Whenever I saw the lady coming near the house, I would take off running. And my mother will have to run behind me until she could catch me. Then she will have to drag me back into the house to her bedroom, put me down in the bed, sometimes she will have to sit on top of me to get me to get my vaccinations.
One day, I heard my mother saying that the lady was coming in only a few minutes to give me a vaccination. So I decided that instead of running around like crazy, I was going to hide in the one place where they would not look for me, underneath my mother's bed.
I hid so well that for a long time my mother couldn't find me.
“I'm sorry,” that lady was telling my mom, “It's getting late. I have to go.”
My mother started crying. “I'm afraid my son is going to get sick.”
“All kids get sick,” the lady responded.
“But I lost two kids already,” my mother said, crying. “My baby daughter got sick in the middle of the night and died next to me in the bed. And then my other son died in my arms while I was carrying him to the hospital. I keep thinking that they could be alive if only back then I have money to pay for the vaccinations.”
I knew that my siblings had had died when I was young, but I never imagined that my mom had suffered so much and that she blamed herself for it.
“Don't cry, Mom,” I heard myself saying as I came out of my hiding spot. I tried to dry the tears from her eyes.
“It's okay to be afraid,” my mother said. “I'm afraid too. Just close your eyes. Don't look at the needle.”

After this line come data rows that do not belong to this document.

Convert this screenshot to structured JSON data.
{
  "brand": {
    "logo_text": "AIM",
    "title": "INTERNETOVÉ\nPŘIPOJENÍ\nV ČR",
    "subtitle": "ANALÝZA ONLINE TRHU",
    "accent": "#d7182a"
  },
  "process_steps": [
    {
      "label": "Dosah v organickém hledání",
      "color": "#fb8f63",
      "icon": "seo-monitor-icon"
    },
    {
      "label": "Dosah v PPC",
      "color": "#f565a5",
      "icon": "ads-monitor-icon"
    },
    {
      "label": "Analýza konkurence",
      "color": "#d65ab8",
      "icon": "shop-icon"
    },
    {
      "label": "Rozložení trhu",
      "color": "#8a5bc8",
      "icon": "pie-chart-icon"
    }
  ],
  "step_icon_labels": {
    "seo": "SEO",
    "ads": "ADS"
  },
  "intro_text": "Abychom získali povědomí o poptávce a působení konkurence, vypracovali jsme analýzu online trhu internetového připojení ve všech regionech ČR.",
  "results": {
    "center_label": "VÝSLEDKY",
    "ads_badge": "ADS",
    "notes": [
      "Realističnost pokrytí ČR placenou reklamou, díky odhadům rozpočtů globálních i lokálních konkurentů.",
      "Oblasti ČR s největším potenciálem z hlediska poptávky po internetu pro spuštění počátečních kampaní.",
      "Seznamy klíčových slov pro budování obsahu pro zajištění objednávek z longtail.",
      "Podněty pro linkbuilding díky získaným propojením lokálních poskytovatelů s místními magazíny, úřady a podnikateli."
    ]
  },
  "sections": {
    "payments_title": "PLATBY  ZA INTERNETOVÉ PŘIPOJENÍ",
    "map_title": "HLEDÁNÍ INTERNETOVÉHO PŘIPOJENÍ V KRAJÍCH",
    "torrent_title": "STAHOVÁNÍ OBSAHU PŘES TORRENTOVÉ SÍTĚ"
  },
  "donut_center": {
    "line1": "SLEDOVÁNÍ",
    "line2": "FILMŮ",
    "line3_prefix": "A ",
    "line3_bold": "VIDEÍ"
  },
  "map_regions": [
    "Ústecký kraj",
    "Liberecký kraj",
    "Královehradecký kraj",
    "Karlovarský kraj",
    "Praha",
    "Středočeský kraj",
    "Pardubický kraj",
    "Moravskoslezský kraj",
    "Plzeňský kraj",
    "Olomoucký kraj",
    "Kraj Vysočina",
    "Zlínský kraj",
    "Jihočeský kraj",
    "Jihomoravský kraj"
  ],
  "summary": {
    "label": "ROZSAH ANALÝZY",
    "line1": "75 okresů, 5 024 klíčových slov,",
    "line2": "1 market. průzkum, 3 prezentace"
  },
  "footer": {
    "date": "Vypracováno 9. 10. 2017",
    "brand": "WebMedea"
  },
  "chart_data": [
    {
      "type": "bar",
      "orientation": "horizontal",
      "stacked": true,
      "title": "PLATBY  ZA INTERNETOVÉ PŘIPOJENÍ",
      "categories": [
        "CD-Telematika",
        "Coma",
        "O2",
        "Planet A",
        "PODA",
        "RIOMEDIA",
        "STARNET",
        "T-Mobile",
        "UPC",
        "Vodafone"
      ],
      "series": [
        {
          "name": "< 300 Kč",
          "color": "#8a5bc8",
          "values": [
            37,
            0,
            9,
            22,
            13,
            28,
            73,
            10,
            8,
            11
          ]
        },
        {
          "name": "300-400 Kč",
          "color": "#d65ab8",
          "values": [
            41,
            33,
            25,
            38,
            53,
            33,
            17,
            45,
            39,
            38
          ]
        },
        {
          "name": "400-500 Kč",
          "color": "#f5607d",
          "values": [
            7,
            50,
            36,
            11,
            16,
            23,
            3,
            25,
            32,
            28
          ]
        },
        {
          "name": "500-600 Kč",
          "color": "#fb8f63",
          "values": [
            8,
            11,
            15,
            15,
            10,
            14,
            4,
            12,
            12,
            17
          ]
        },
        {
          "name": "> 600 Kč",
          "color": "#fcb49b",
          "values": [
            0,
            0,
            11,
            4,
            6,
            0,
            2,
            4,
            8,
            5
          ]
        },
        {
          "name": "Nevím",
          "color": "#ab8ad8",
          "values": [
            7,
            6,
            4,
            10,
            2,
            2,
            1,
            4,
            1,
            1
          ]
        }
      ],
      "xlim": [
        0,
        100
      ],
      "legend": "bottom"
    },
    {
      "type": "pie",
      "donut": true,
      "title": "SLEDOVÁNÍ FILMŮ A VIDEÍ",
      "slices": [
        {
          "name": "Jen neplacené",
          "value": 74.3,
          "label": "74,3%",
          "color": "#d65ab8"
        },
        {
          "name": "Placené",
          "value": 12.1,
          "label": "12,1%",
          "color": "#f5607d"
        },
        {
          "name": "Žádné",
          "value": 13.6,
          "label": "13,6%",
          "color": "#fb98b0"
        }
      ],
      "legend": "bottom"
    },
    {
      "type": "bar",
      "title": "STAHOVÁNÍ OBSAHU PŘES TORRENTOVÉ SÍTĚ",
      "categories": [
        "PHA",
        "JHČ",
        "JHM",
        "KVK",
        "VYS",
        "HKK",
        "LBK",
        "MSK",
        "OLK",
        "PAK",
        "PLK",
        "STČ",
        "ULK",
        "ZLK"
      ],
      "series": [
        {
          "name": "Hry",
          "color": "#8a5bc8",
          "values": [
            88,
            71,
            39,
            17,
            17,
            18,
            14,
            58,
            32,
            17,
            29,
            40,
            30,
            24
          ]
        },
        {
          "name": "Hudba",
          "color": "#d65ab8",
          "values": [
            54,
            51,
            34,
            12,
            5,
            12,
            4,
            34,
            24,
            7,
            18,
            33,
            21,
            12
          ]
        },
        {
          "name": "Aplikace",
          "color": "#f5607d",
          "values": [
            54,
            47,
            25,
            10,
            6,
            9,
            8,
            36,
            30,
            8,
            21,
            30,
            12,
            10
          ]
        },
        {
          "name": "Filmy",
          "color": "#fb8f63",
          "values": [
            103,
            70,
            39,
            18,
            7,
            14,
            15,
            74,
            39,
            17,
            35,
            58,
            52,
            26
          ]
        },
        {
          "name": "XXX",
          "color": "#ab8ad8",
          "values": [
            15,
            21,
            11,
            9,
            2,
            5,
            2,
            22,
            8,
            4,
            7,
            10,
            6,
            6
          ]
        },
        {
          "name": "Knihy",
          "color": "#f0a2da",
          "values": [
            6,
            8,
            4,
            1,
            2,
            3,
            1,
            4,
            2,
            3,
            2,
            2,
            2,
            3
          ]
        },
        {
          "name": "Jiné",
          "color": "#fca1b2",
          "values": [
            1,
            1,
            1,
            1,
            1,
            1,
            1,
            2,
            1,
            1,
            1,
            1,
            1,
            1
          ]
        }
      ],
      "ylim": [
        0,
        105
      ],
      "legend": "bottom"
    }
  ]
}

“Hey,” the doctor was screaming at me, bringing me back to the present. “Are you going to faint,” the doctor asked.
“No. I got this,” I responded.
I went into the room, took my son from the nurse and I placed my son in the bed. And I hugged him while the doctor got the needles ready. I looked away from the needle so I wouldn't start freaking out. I bent down and instead looked into my kid's eyes.
“It's okay to be afraid,” I told my son. “I'm afraid too. Just close your eyes. Don't look at the needle.”
But I wasn't really talking to my son. He was one year old. He couldn't understand me. I was talking to myself because I’m still afraid of needles.